State media here publish interviews with Mr. Chomsky on a range of issues, and Últimas Notícias, a widely circulated newspaper, runs a column Mr. Chomsky writes. Mr. Chávez met with him here in 2009, and this year put Mr. Chomsky’s name forward as a possible United States ambassador to Venezuela.

Referring to Mr. Chomsky as “someone whose voice could be heard in Venezuela,” Leonardo Vivas, coordinator of the Latin American initiative at the Carr Center, said Mr. Chomsky had been quick to accept the center’s invitation.

Regarding the president’s own serious health problems, which Mr. Chávez disclosed Thursday in a short televised address from Havana, Mr. Chomsky said he wished him a swift and complete recovery.

Mr. Chomsky’s willingness to press for Judge Afiuni’s release shows how the president’s aggressive policies toward the judiciary have stirred unease among some who are generally sympathetic to Mr. Chávez’s socialist-inspired political movement.

As early as 2004, human rights groups expressed concern over policies here aimed at stripping the Supreme Court of its autonomy and undermining judicial independence. Mr. Chávez and his followers exert control over every political institution of importance in Venezuela, including the Supreme Court, the National Assembly and Petróleos de Venezuela, the national oil company.
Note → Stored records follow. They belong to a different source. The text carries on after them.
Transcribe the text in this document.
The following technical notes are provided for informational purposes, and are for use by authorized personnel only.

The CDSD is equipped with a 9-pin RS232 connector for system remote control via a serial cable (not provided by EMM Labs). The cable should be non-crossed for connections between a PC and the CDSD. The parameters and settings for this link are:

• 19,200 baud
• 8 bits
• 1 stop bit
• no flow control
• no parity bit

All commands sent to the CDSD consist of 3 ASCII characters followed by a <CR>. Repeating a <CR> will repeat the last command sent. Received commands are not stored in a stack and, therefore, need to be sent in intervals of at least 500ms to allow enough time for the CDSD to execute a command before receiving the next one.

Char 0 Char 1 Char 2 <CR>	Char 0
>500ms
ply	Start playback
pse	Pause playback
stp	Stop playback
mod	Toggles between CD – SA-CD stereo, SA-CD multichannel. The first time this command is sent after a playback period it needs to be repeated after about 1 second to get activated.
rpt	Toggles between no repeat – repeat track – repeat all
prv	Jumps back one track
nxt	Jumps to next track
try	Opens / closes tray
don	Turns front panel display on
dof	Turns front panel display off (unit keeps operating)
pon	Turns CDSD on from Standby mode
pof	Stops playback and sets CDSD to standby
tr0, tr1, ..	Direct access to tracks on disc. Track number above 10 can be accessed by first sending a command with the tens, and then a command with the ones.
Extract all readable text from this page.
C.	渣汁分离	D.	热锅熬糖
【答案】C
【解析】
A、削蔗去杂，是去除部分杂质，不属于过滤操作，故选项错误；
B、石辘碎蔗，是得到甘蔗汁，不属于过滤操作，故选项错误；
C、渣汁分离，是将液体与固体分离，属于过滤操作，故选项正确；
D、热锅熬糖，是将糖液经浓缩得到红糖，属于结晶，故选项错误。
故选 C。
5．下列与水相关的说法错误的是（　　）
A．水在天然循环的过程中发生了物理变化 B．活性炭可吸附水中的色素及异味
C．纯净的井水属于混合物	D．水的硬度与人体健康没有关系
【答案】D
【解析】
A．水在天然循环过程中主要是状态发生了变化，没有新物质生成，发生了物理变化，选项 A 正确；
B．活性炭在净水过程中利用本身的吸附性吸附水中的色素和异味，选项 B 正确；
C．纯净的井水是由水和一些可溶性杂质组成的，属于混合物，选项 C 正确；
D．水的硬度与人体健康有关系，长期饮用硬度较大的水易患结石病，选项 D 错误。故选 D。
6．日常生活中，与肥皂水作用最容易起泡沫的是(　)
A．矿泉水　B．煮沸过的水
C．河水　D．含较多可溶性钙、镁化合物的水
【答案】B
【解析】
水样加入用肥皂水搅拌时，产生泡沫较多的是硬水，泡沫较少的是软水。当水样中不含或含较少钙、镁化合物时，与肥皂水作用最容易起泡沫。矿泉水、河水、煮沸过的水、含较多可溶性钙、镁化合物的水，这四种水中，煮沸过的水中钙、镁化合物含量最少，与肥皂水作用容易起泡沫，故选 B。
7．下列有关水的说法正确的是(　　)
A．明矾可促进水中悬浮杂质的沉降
“I hope that a move toward clemency with Judge Afiuni would be a step towards the importance of maintaining a properly functioning justice system,” Mr. Chomsky said in the interview. He also pointed out that Venezuela was not alone in facing a situation in which judges felt a sense of intimidation in carrying out their duties.

Mr. Chomsky went further in his public letter about Judge Afiuni, drafted with the help of the Carr Center. “The dramatic erosion of her health and the cruelty displayed against her, all duly documented, left me greatly worried about her physical and psychological well-being, as well as about her personal safety,” he wrote.